The premise is that the opera's story is a backyard play (put on ostensibly for children and their families). Adults gather obediently on lawn chairs, which face a makeshift stage that sees processions of all stripes of adorable animal. At this point in the opera, the set's de-dramatization feels refreshingly honest: the ridiculous and simplistic tale of the evil witch, the prince and the maiden is rightfully returned to the arena of children's games, and adults look on indulgently, with a wink.

But then, around the time that the opera's hapless heroes stumble upon Sarastro's domain, the lawn chairs have disappeared and the children are nowhere to be seen. Instead, the parents re-emerge in full costume as Sarastro's followers. Here we are faced with the obvious question: is this still a play, and if so, who is it for? The cuteness of the backyard production feels very distant now; it is as if the adults now fully believe what their children had only played at.

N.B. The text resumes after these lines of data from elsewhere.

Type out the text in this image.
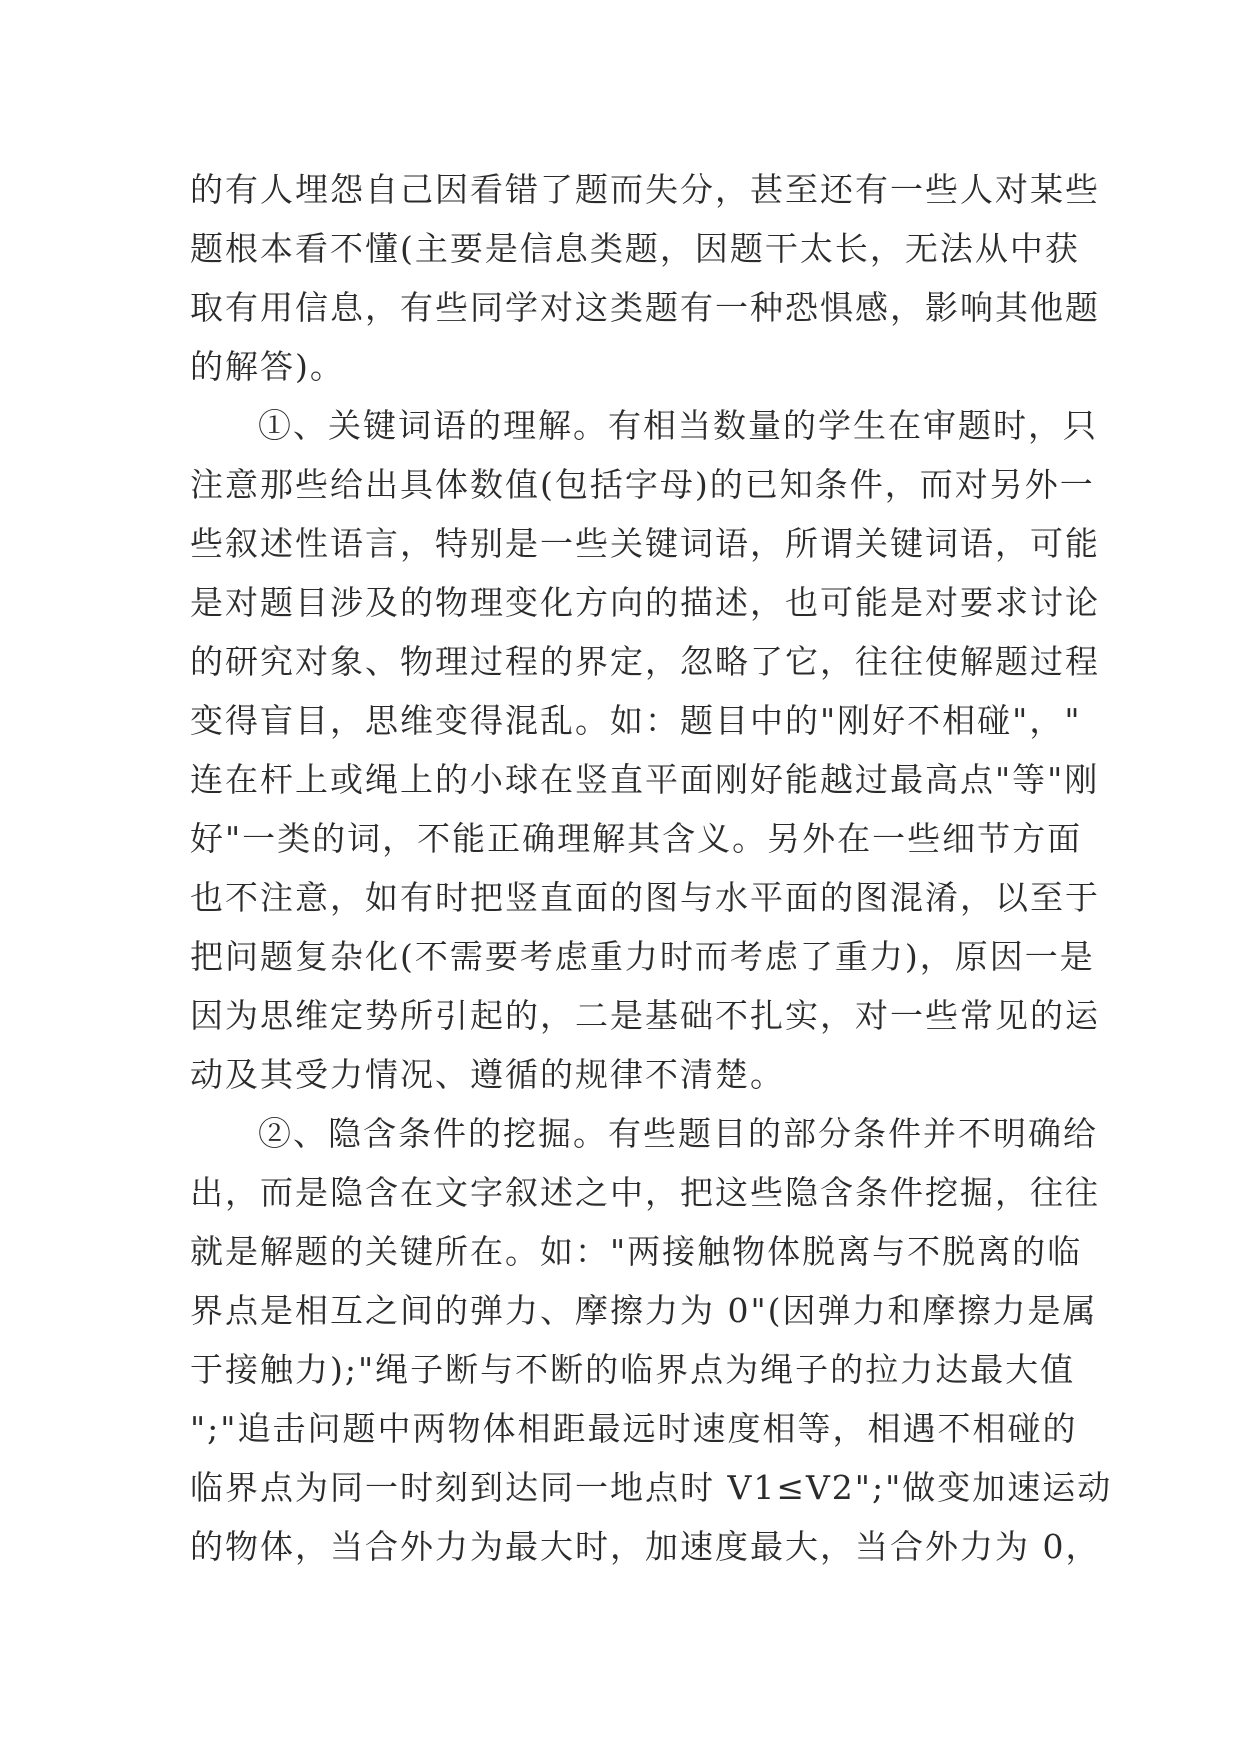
的有人埋怨自己因看错了题而失分，甚至还有一些人对某些
题根本看不懂(主要是信息类题，因题干太长，无法从中获
取有用信息，有些同学对这类题有一种恐惧感，影响其他题
的解答)。
①、关键词语的理解。有相当数量的学生在审题时，只
注意那些给出具体数值(包括字母)的已知条件，而对另外一
些叙述性语言，特别是一些关键词语，所谓关键词语，可能
是对题目涉及的物理变化方向的描述，也可能是对要求讨论
的研究对象、物理过程的界定，忽略了它，往往使解题过程
变得盲目，思维变得混乱。如：题目中的"刚好不相碰"，"
连在杆上或绳上的小球在竖直平面刚好能越过最高点"等"刚
好"一类的词，不能正确理解其含义。另外在一些细节方面
也不注意，如有时把竖直面的图与水平面的图混淆，以至于
把问题复杂化(不需要考虑重力时而考虑了重力)，原因一是
因为思维定势所引起的，二是基础不扎实，对一些常见的运
动及其受力情况、遵循的规律不清楚。
②、隐含条件的挖掘。有些题目的部分条件并不明确给
出，而是隐含在文字叙述之中，把这些隐含条件挖掘，往往
就是解题的关键所在。如："两接触物体脱离与不脱离的临
界点是相互之间的弹力、摩擦力为 0"(因弹力和摩擦力是属
于接触力);"绳子断与不断的临界点为绳子的拉力达最大值
";"追击问题中两物体相距最远时速度相等，相遇不相碰的
临界点为同一时刻到达同一地点时 V1≤V2";"做变加速运动
的物体，当合外力为最大时，加速度最大，当合外力为 0，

Read this way, the production seems to issue a warning about how seriously, or unseriously, one accepts the difficult parts of The Magic Flute alongside its pleasures. As is common practise by now, the surtitles did not render the word "Schwarz" that peppers Monostatos's aria of internalised racism, though the opera's deeply sexist structure is not so easy to erase. The disappearance of children from the stage (aside from the three child-spirits) after the opening scenes suggest that the simple binaries and casual violence that structure children's worlds have transferred to the land of grown-ups, who don't realize that the frame of the play has now extended to take in the world. 

The production seems to raise such questions about the myths that still organize the world of adults, though it offers little in the way of answers. What it does offer is a spate of mature and controlled performances, including Andrew Staples' Tamino, sung with a warm, broad tenor, and Pamina, voiced with more brightness and nimbleness by Christiane Karg. Adam Plachekta as Papageno is a great children's entertainer, and is complemented well by Diana Newman in the thankless role of Papagena, which she imbues with every ounce of life she can. Kathryn Lewek sang the Queen of the Night with a vocal force and clarity that could cut diamonds, though some more bodily gesture might have been used for dramatic punctuation.

Rory Macdonald led the Lyric Opera Orchestra with tempi that were mostly on the tight side, though I mostly missed the sense of longer rhythmic planning. After a little warming up, the orchestra found its balance with the singers (some discreet miking in the spoken sections helped), with the strings sounding especially plummy and soft on opening night.